Norwegen plant minus 40 Prozent bis 2020

Regierungsbildung in Norwegen: Die Mitte-Links-Regierung von Ministerpräsident Jens Stoltenberg hat drei Wochen nach ihrer Wiederwahl das Programm für die nächsten vier Jahre vorgestellt. Neben der Arbeitslosigkeit und der Asylpolitik steht demnach der Klimaschutz im Zentrum der nächsten Legislatur. Auf dem Verhandlungsparkett in Bangkok wurde bekannt, dass Norwegen plant, seine Reduktionen bis 2020 um 40 Prozent gegenüber 1990 zu senken.

Dies wäre das weltweit engagierteste Reduktionsziel: Laut Kyoto-Protokoll dürfte Norwegen als eines von drei Annex-Ländern seinen Treibhausgas-Ausstoß bis 2012 um 1 Prozent gegenüber 1990 steigern.
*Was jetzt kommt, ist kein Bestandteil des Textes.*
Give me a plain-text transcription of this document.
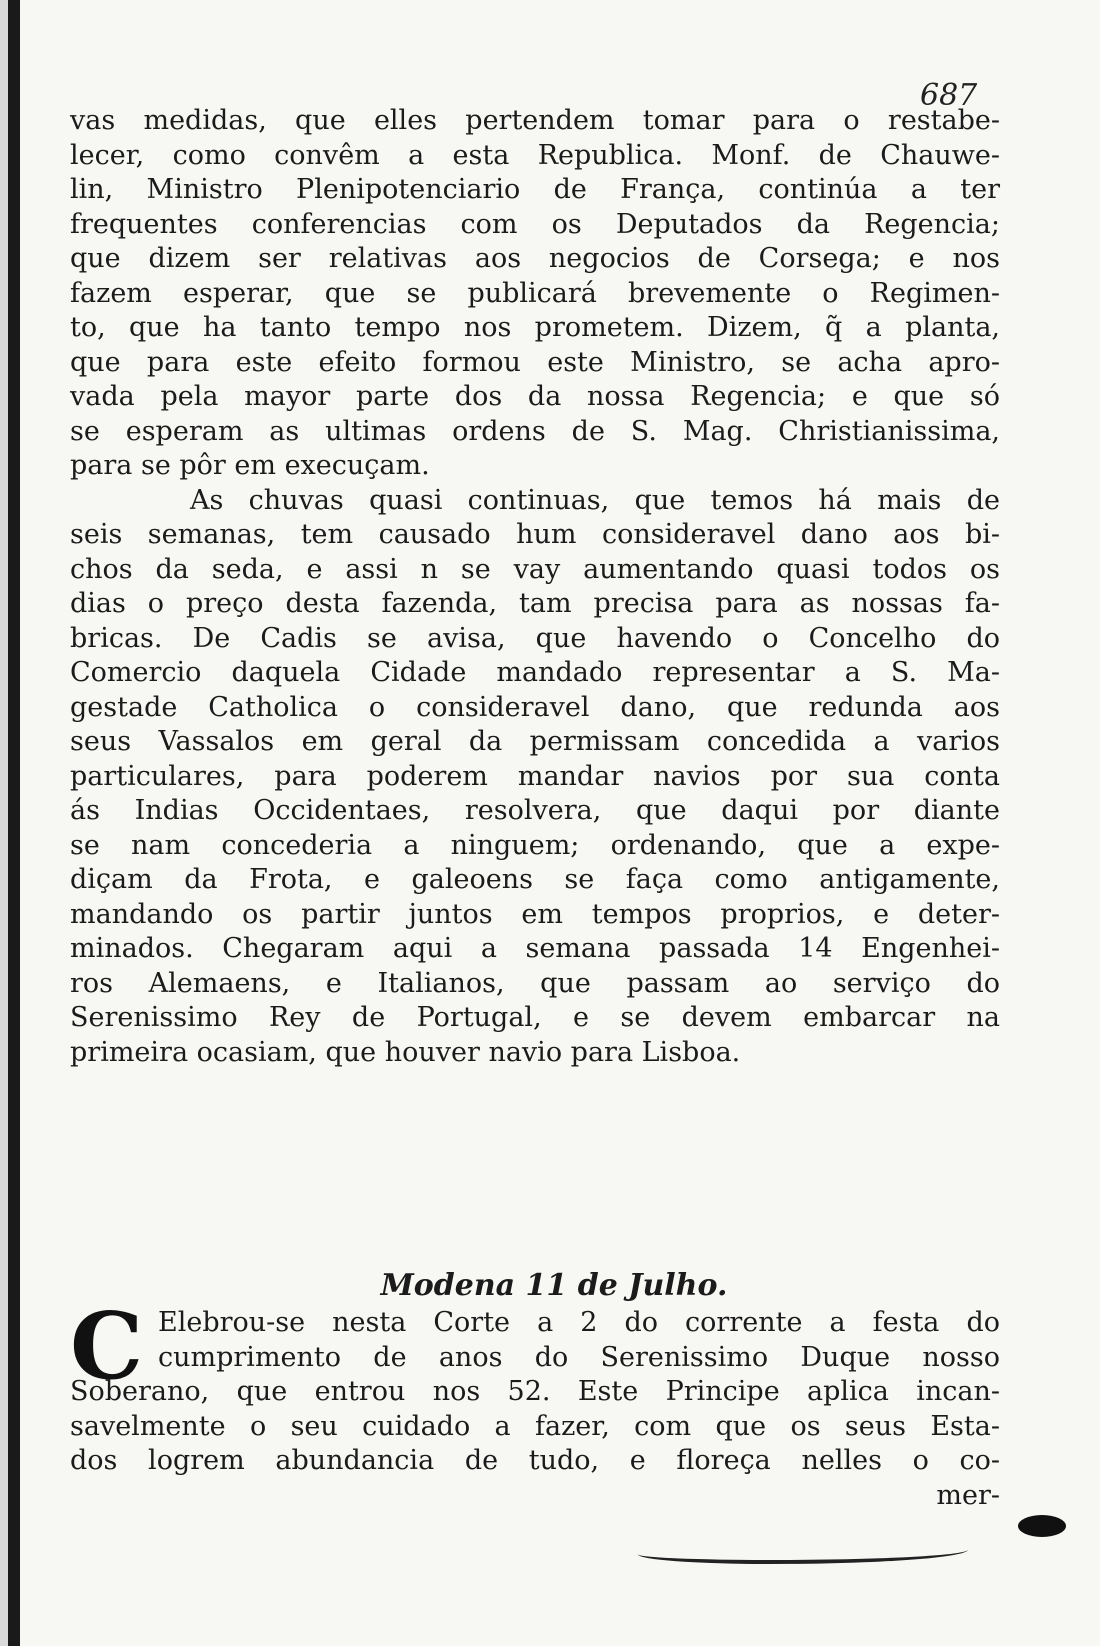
687
vas medidas, que elles pertendem tomar para o restabe-
lecer, como convêm a esta Republica. Monf. de Chauwe-
lin, Ministro Plenipotenciario de França, continúa a ter
frequentes conferencias com os Deputados da Regencia;
que dizem ser relativas aos negocios de Corsega; e nos
fazem esperar, que se publicará brevemente o Regimen-
to, que ha tanto tempo nos prometem. Dizem, q̃ a planta,
que para este efeito formou este Ministro, se acha apro-
vada pela mayor parte dos da nossa Regencia; e que só
se esperam as ultimas ordens de S. Mag. Christianissima,
para se pôr em execuçam.
As chuvas quasi continuas, que temos há mais de
seis semanas, tem causado hum consideravel dano aos bi-
chos da seda, e assi n se vay aumentando quasi todos os
dias o preço desta fazenda, tam precisa para as nossas fa-
bricas. De Cadis se avisa, que havendo o Concelho do
Comercio daquela Cidade mandado representar a S. Ma-
gestade Catholica o consideravel dano, que redunda aos
seus Vassalos em geral da permissam concedida a varios
particulares, para poderem mandar navios por sua conta
ás Indias Occidentaes, resolvera, que daqui por diante
se nam concederia a ninguem; ordenando, que a expe-
diçam da Frota, e galeoens se faça como antigamente,
mandando os partir juntos em tempos proprios, e deter-
minados. Chegaram aqui a semana passada 14 Engenhei-
ros Alemaens, e Italianos, que passam ao serviço do
Serenissimo Rey de Portugal, e se devem embarcar na
primeira ocasiam, que houver navio para Lisboa.
Modena 11 de Julho.
C Elebrou-se nesta Corte a 2 do corrente a festa do
cumprimento de anos do Serenissimo Duque nosso
Soberano, que entrou nos 52. Este Principe aplica incan-
savelmente o seu cuidado a fazer, com que os seus Esta-
dos logrem abundancia de tudo, e floreça nelles o co-
mer-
Aktuell liegt Norwegen aber knapp unter dem Ausstoß von 1990. Das Kyoto-Protokoll erlaubt zudem Island (plus 10 Prozent) und Australien (plus 8 Prozent) eine solche Steigerung. Australien liegt aktuell mit 29 Prozent allerdings fast aussichtslos hinter diesen Vorgaben zurück.

"Ministerpräsident Jens Stoltenberg zeigt jene Führung, die die hier Verhandelnden vom Rest der entwickelten Welt brauchen", lobte Greenpeace. Fraglich bleibt allerdings, wie Norwegen das Ziel schaffen will. Staatskonzern Statoil plant etwa derzeit in die äußerst klimaschädliche Ölsand-Produktion in Kanada einzusteigen. Zu Hause ein bisschen mehr Wasserkraft und im Ausland viel mehr Ölproduktion, um die Renten- und Staatskassen zu füllen: Wie Stoltenbergs Ankündigung tatsächlich zu bewerten ist, wird entscheidend von der Investitionsstrategie von Statoil abhängen.

Stoltenbergs aus drei Parteien bestehende Koalitionsregierung war bei der Parlamentswahl im September mit knapper Mehrheit bestätigt worden.

Zuvor hatte bereits Mexiko den Delegierten in Bangkok erklärt, sich auf eine Reduktion um 50 Prozent bis 2050 gegenüber 1990 zu verpflichten.